In this guest post, writer Margaret Yang talks about why a book’s antagonist needs to be as fully fleshed-out as its protagonist. Bad guys need love, too. Take it away, Margaret!
When I was in 5th grade, I went to girl scout camp for two weeks, and ended up in a cabin full of 7th grade girls who all went to the same private school, and had already formed their own clique. These girls cared more about hair and clothes and makeup than swimming and hiking. These girls were also pigs. Clothes, magazines and snacks littered the floor of our tiny cabin, since even though they’d completely overpacked, they’d neglected to bring along their mothers or maids to clean up after them.
I weathered the days fairly well, and was even a provisional member of the club until I made the fatal error of cleaning up.

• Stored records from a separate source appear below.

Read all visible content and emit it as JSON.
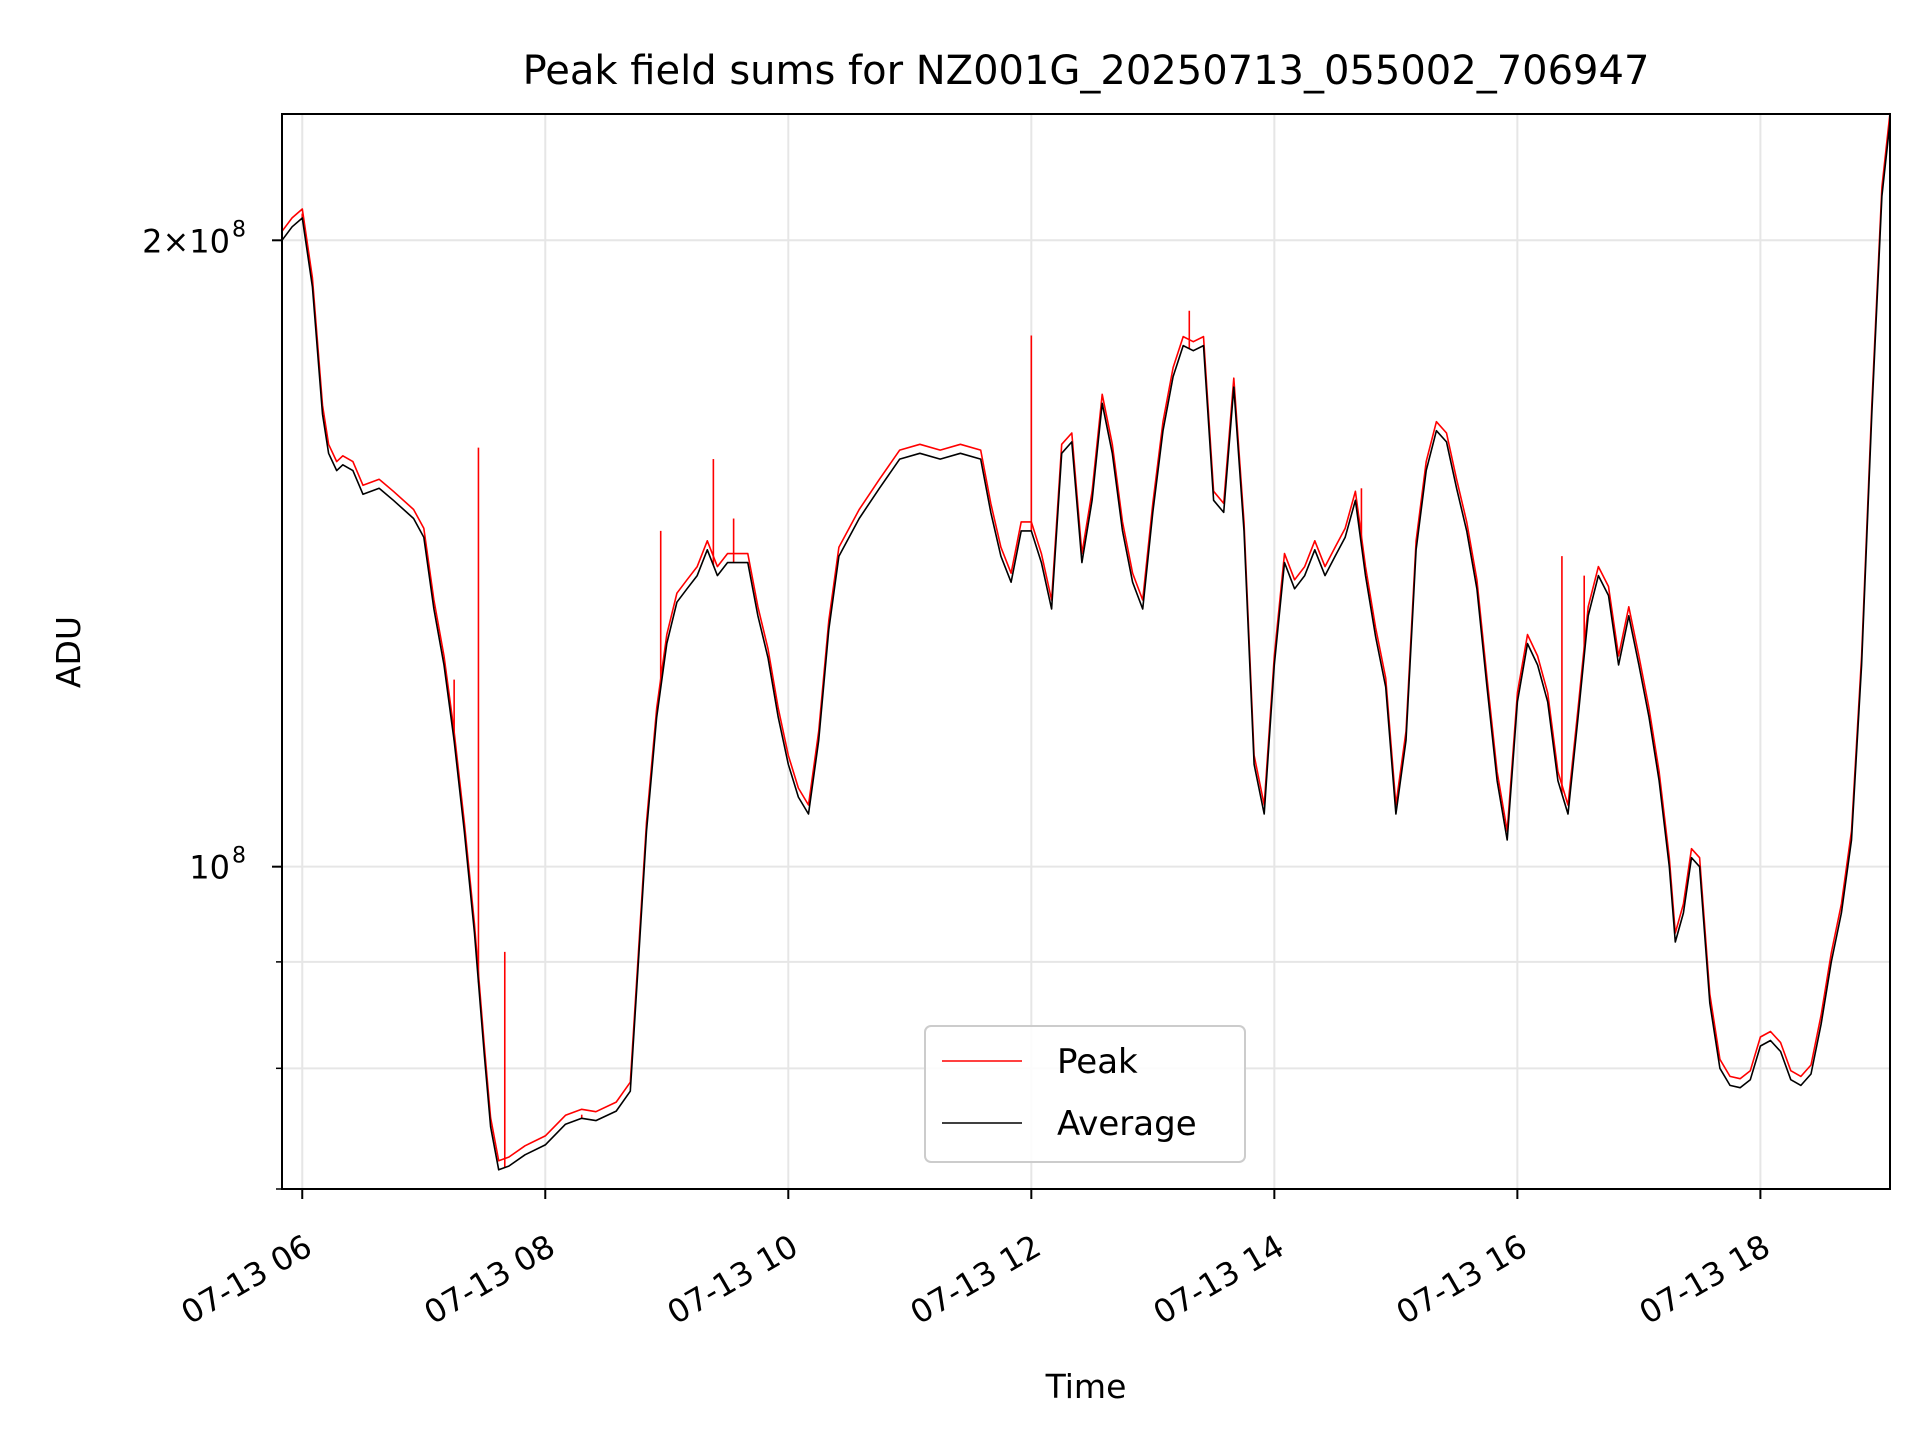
{
  "chart_data": {
    "type": "line",
    "title": "Peak field sums for NZ001G_20250713_055002_706947",
    "xlabel": "Time",
    "ylabel": "ADU",
    "x_unit": "time of day (date 07-13)",
    "xlim": [
      "07-13 05:50",
      "07-13 19:04"
    ],
    "ylim": [
      70000000,
      230000000
    ],
    "yscale": "log",
    "grid": true,
    "legend": {
      "position": "lower-center"
    },
    "x_tick_labels": [
      "07-13 06",
      "07-13 08",
      "07-13 10",
      "07-13 12",
      "07-13 14",
      "07-13 16",
      "07-13 18"
    ],
    "y_tick_labels": [
      {
        "value": 200000000,
        "base": "2×10",
        "exp": "8"
      },
      {
        "value": 100000000,
        "base": "10",
        "exp": "8"
      }
    ],
    "series": [
      {
        "name": "Peak",
        "color": "#ff0000",
        "spikes": [
          [
            "06:00",
            206000000
          ],
          [
            "07:15",
            123000000
          ],
          [
            "07:27",
            159000000
          ],
          [
            "07:40",
            91000000
          ],
          [
            "08:18",
            76000000
          ],
          [
            "08:57",
            145000000
          ],
          [
            "09:23",
            157000000
          ],
          [
            "09:33",
            147000000
          ],
          [
            "12:00",
            180000000
          ],
          [
            "13:18",
            185000000
          ],
          [
            "14:43",
            152000000
          ],
          [
            "16:22",
            141000000
          ],
          [
            "16:33",
            138000000
          ]
        ]
      },
      {
        "name": "Average",
        "color": "#000000",
        "points": [
          [
            "05:50",
            200000000
          ],
          [
            "05:55",
            203000000
          ],
          [
            "06:00",
            205000000
          ],
          [
            "06:05",
            190000000
          ],
          [
            "06:10",
            165000000
          ],
          [
            "06:13",
            158000000
          ],
          [
            "06:17",
            155000000
          ],
          [
            "06:20",
            156000000
          ],
          [
            "06:25",
            155000000
          ],
          [
            "06:30",
            151000000
          ],
          [
            "06:38",
            152000000
          ],
          [
            "06:45",
            150000000
          ],
          [
            "06:55",
            147000000
          ],
          [
            "07:00",
            144000000
          ],
          [
            "07:05",
            133000000
          ],
          [
            "07:10",
            125000000
          ],
          [
            "07:15",
            115000000
          ],
          [
            "07:20",
            104000000
          ],
          [
            "07:25",
            93000000
          ],
          [
            "07:30",
            81000000
          ],
          [
            "07:33",
            75000000
          ],
          [
            "07:37",
            71500000
          ],
          [
            "07:42",
            71800000
          ],
          [
            "07:50",
            72700000
          ],
          [
            "08:00",
            73500000
          ],
          [
            "08:10",
            75200000
          ],
          [
            "08:18",
            75700000
          ],
          [
            "08:25",
            75500000
          ],
          [
            "08:35",
            76300000
          ],
          [
            "08:42",
            78000000
          ],
          [
            "08:46",
            90000000
          ],
          [
            "08:50",
            104000000
          ],
          [
            "08:55",
            118000000
          ],
          [
            "09:00",
            128000000
          ],
          [
            "09:05",
            134000000
          ],
          [
            "09:10",
            136000000
          ],
          [
            "09:15",
            138000000
          ],
          [
            "09:20",
            142000000
          ],
          [
            "09:25",
            138000000
          ],
          [
            "09:30",
            140000000
          ],
          [
            "09:40",
            140000000
          ],
          [
            "09:45",
            132000000
          ],
          [
            "09:50",
            126000000
          ],
          [
            "09:55",
            118000000
          ],
          [
            "10:00",
            112000000
          ],
          [
            "10:05",
            108000000
          ],
          [
            "10:10",
            106000000
          ],
          [
            "10:15",
            115000000
          ],
          [
            "10:20",
            130000000
          ],
          [
            "10:25",
            141000000
          ],
          [
            "10:35",
            147000000
          ],
          [
            "10:45",
            152000000
          ],
          [
            "10:55",
            157000000
          ],
          [
            "11:05",
            158000000
          ],
          [
            "11:15",
            157000000
          ],
          [
            "11:25",
            158000000
          ],
          [
            "11:35",
            157000000
          ],
          [
            "11:40",
            148000000
          ],
          [
            "11:45",
            141000000
          ],
          [
            "11:50",
            137000000
          ],
          [
            "11:55",
            145000000
          ],
          [
            "12:00",
            145000000
          ],
          [
            "12:05",
            140000000
          ],
          [
            "12:10",
            133000000
          ],
          [
            "12:15",
            158000000
          ],
          [
            "12:20",
            160000000
          ],
          [
            "12:25",
            140000000
          ],
          [
            "12:30",
            150000000
          ],
          [
            "12:35",
            167000000
          ],
          [
            "12:40",
            158000000
          ],
          [
            "12:45",
            145000000
          ],
          [
            "12:50",
            137000000
          ],
          [
            "12:55",
            133000000
          ],
          [
            "13:00",
            148000000
          ],
          [
            "13:05",
            162000000
          ],
          [
            "13:10",
            172000000
          ],
          [
            "13:15",
            178000000
          ],
          [
            "13:20",
            177000000
          ],
          [
            "13:25",
            178000000
          ],
          [
            "13:30",
            150000000
          ],
          [
            "13:35",
            148000000
          ],
          [
            "13:40",
            170000000
          ],
          [
            "13:45",
            145000000
          ],
          [
            "13:50",
            112000000
          ],
          [
            "13:55",
            106000000
          ],
          [
            "14:00",
            125000000
          ],
          [
            "14:05",
            140000000
          ],
          [
            "14:10",
            136000000
          ],
          [
            "14:15",
            138000000
          ],
          [
            "14:20",
            142000000
          ],
          [
            "14:25",
            138000000
          ],
          [
            "14:30",
            141000000
          ],
          [
            "14:35",
            144000000
          ],
          [
            "14:40",
            150000000
          ],
          [
            "14:45",
            138000000
          ],
          [
            "14:50",
            129000000
          ],
          [
            "14:55",
            122000000
          ],
          [
            "15:00",
            106000000
          ],
          [
            "15:05",
            115000000
          ],
          [
            "15:10",
            142000000
          ],
          [
            "15:15",
            155000000
          ],
          [
            "15:20",
            162000000
          ],
          [
            "15:25",
            160000000
          ],
          [
            "15:30",
            152000000
          ],
          [
            "15:35",
            145000000
          ],
          [
            "15:40",
            136000000
          ],
          [
            "15:45",
            122000000
          ],
          [
            "15:50",
            110000000
          ],
          [
            "15:55",
            103000000
          ],
          [
            "16:00",
            120000000
          ],
          [
            "16:05",
            128000000
          ],
          [
            "16:10",
            125000000
          ],
          [
            "16:15",
            120000000
          ],
          [
            "16:20",
            110000000
          ],
          [
            "16:25",
            106000000
          ],
          [
            "16:30",
            118000000
          ],
          [
            "16:35",
            132000000
          ],
          [
            "16:40",
            138000000
          ],
          [
            "16:45",
            135000000
          ],
          [
            "16:50",
            125000000
          ],
          [
            "16:55",
            132000000
          ],
          [
            "17:00",
            125000000
          ],
          [
            "17:05",
            118000000
          ],
          [
            "17:10",
            110000000
          ],
          [
            "17:15",
            100000000
          ],
          [
            "17:18",
            92000000
          ],
          [
            "17:22",
            95000000
          ],
          [
            "17:26",
            101000000
          ],
          [
            "17:30",
            100000000
          ],
          [
            "17:35",
            86000000
          ],
          [
            "17:40",
            80000000
          ],
          [
            "17:45",
            78500000
          ],
          [
            "17:50",
            78300000
          ],
          [
            "17:55",
            79000000
          ],
          [
            "18:00",
            82000000
          ],
          [
            "18:05",
            82500000
          ],
          [
            "18:10",
            81500000
          ],
          [
            "18:15",
            79000000
          ],
          [
            "18:20",
            78500000
          ],
          [
            "18:25",
            79500000
          ],
          [
            "18:30",
            84000000
          ],
          [
            "18:35",
            90000000
          ],
          [
            "18:40",
            95000000
          ],
          [
            "18:45",
            103000000
          ],
          [
            "18:50",
            125000000
          ],
          [
            "18:55",
            165000000
          ],
          [
            "19:00",
            210000000
          ],
          [
            "19:04",
            228000000
          ]
        ]
      }
    ]
  }
}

Even that wouldn’t be so bad, except that I put my cabinmate’s People magazine in the wrong place, putting it away in her cubbie instead of leaving it on her bed.
Once it was discovered that the magazine was missing—even though it was soon found—the other girls called me a thief and stopped talking to me.
I didn’t try to defend myself, and maybe that was my second mistake. But really, what was there to say? I thought it was obvious that I didn’t take the magazine and in fact, the other girls should have praised me for picking up stuff off the floor! But from everyone else’s perspective, I was a villain, even though I had done nothing wrong and everything right.
The same thing is true, of course, of fictional villains. They have reasons for what they do, and those reasons have to make sense not only to the bad guy, but to the reader. The antagonists do what they do not only for their own selfish reasons but for what they perceive as the greater good. Even Hannibal Lecter killed people who were (he thought) worse than he was, thus lowering the world’s total quota of evil.
When I was a brand-new baby writer, I once got back a critique from a writing contest. The judge said of my antagonist, “What’s his motivation? Is he just evil?” I thought, um…yeah. Isn’t that what villains are?
Well, no. A good antagonist has motives as strong and as worthy as the protagonist’s.
The reader, and even the hero must—just for a moment—almost believe that the villain is correct. In Writing the Breakout Novel, Donald Maass calls this “Making the Antagonist’s Case.” He even suggests that you outline the entire novel from the antagonist’s point of view.
Although I’ve never quite gone that far, I’ve found that time spent developing my antagonist benefits every other aspect of the book. After all, no one, not even Hannibal Lecter, intends to be evil.
Sometimes, they just want to tidy up the cabin.